MTU and TCP MSS when using PPPoE

I switched to Bell from Rogers about half a year ago. A goal I had was to remove their router and use my own EdgeRouter Pro. Once I got the PPPoE connection up I was able to ping the rest of the world but couldn't load most websites. Eventually I found I had to adjust the MTU and add MSS clamping to get everything to work. At the time just blindly used MTU and MSS clamp values I found online. They turned out to be correct but last night I decided to experiment and research to find the correct values I should be using.

Finding the MTU

First you should understand that almost all networking gear has their Maximum transmission unit set to 1500 bytes for each interface. The Ethernet header overhead (18 bytes1) is not included in this. This means that the payload inside the Ethernet frame can be at most 1500 bytes long.

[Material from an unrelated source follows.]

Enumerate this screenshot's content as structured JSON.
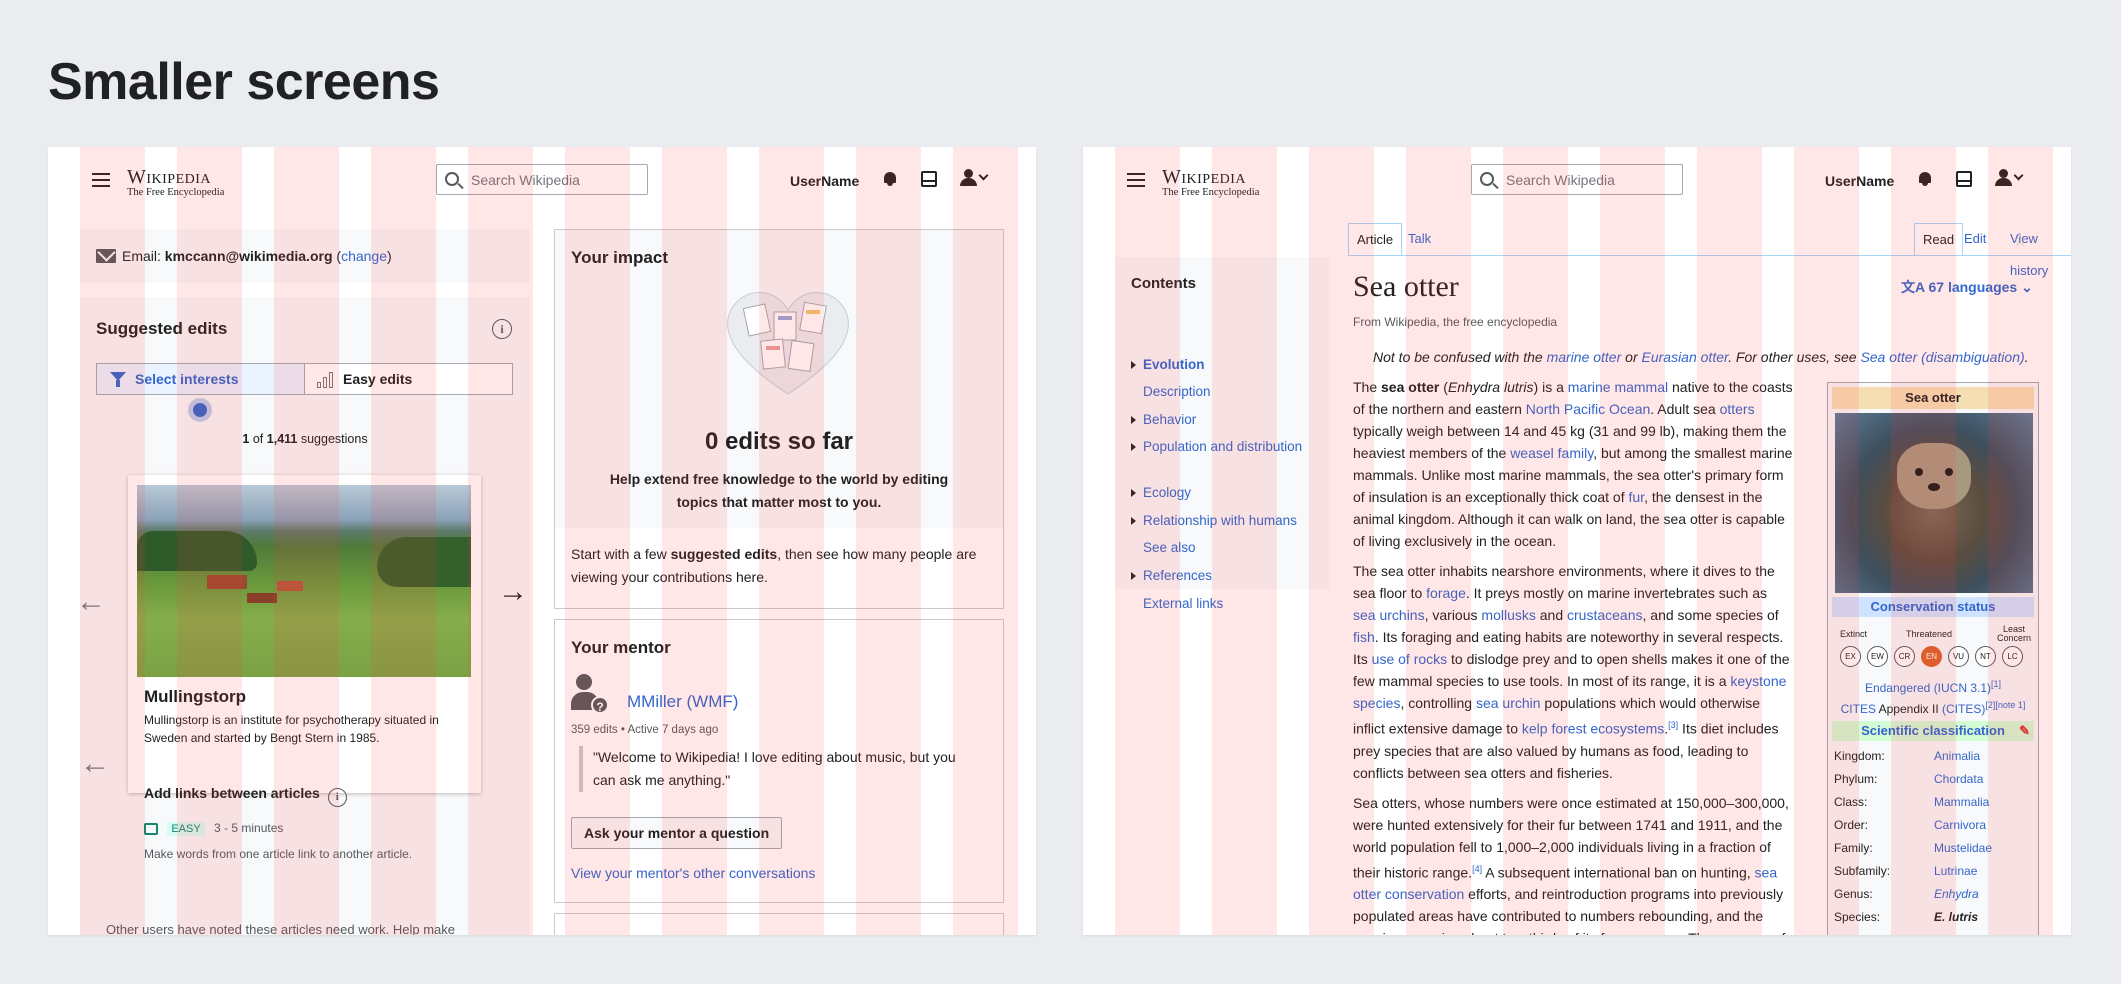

What goes inside the payload of the frames depends on what you are doing. If you are pinging an IP, it would be a ICMP packet inside an IP packet so to figure out the largest ICMP packet size you can use, you subtract the size of the IP header (20 bytes2) and the ICMP header (8 bytes) from the MTU: 1500 - 20 - 8 = 1472.

Throw in some PPPoE

Now if you tried to ping with the Don't fragment (DF) flag set, a packet size of 1472 should work and a packet size of 1473 should not work. Like this (on Linux):

$ ping -M do -s 1473 8.8.8.8
PING 8.8.8.8 (8.8.8.8) 1473(1501) bytes of data.
ping: local error: Message too long, mtu=1500
ping: local error: Message too long, mtu=1500
ping: local error: Message too long, mtu=1500
ping: local error: Message too long, mtu=1500

$ ping -M do -s 1472 8.8.8.8
PING 8.8.8.8 (8.8.8.8) 1472(1500) bytes of data.
1480 bytes from 8.8.8.8: icmp_seq=1 ttl=51 time=1.27 ms
1480 bytes from 8.8.8.8: icmp_seq=2 ttl=51 time=24.3 ms
1480 bytes from 8.8.8.8: icmp_seq=3 ttl=51 time=1.31 ms
1480 bytes from 8.8.8.8: icmp_seq=4 ttl=51 time=1.77 ms

That is unless you're connecting over PPPoE. If you are using PPPoE you will find that your ping will fail with a packet size of 1472. This is because PPPoE has its own packet header of 8 bytes. If you subtract the PPPoE header from our previous value you will get the actual largest ICMP packet size: 1472 - 8 = 1464. Now you can try pinging with the new packet size, like this (on Mac):

$ ping -D -s 1465 8.8.8.8
PING 8.8.8.8 (8.8.8.8): 1465 data bytes
ping: sendto: Message too long
ping: sendto: Message too long
Request timeout for icmp_seq 0
ping: sendto: Message too long
Request timeout for icmp_seq 1
ping: sendto: Message too long
Request timeout for icmp_seq 2
ping: sendto: Message too long
Request timeout for icmp_seq 3

$ ping -D -s 1464 8.8.8.8
PING 8.8.8.8 (8.8.8.8): 1464 data bytes
1472 bytes from 8.8.8.8: icmp_seq=0 ttl=59 time=6.844 ms
1472 bytes from 8.8.8.8: icmp_seq=1 ttl=59 time=7.066 ms
1472 bytes from 8.8.8.8: icmp_seq=2 ttl=59 time=7.066 ms
1472 bytes from 8.8.8.8: icmp_seq=3 ttl=59 time=7.229 ms
1472 bytes from 8.8.8.8: icmp_seq=4 ttl=59 time=7.081 ms

What is MSS clamping?

Normally your computer will be able to determine a safe MTU using Path MTU Discovery (PMTUD) but this relies on your ISP actually sending back ICMP Too Big packets. Unfortunately Bell has decided (in their infinite wisdom) that this is not a good thing (probably under the guise of "security") so they leave you high and dry because your TCP connections may end up as "black hole connections"; this happens when the TCP handshake works but trying to send any data just gets dropped silently on their side.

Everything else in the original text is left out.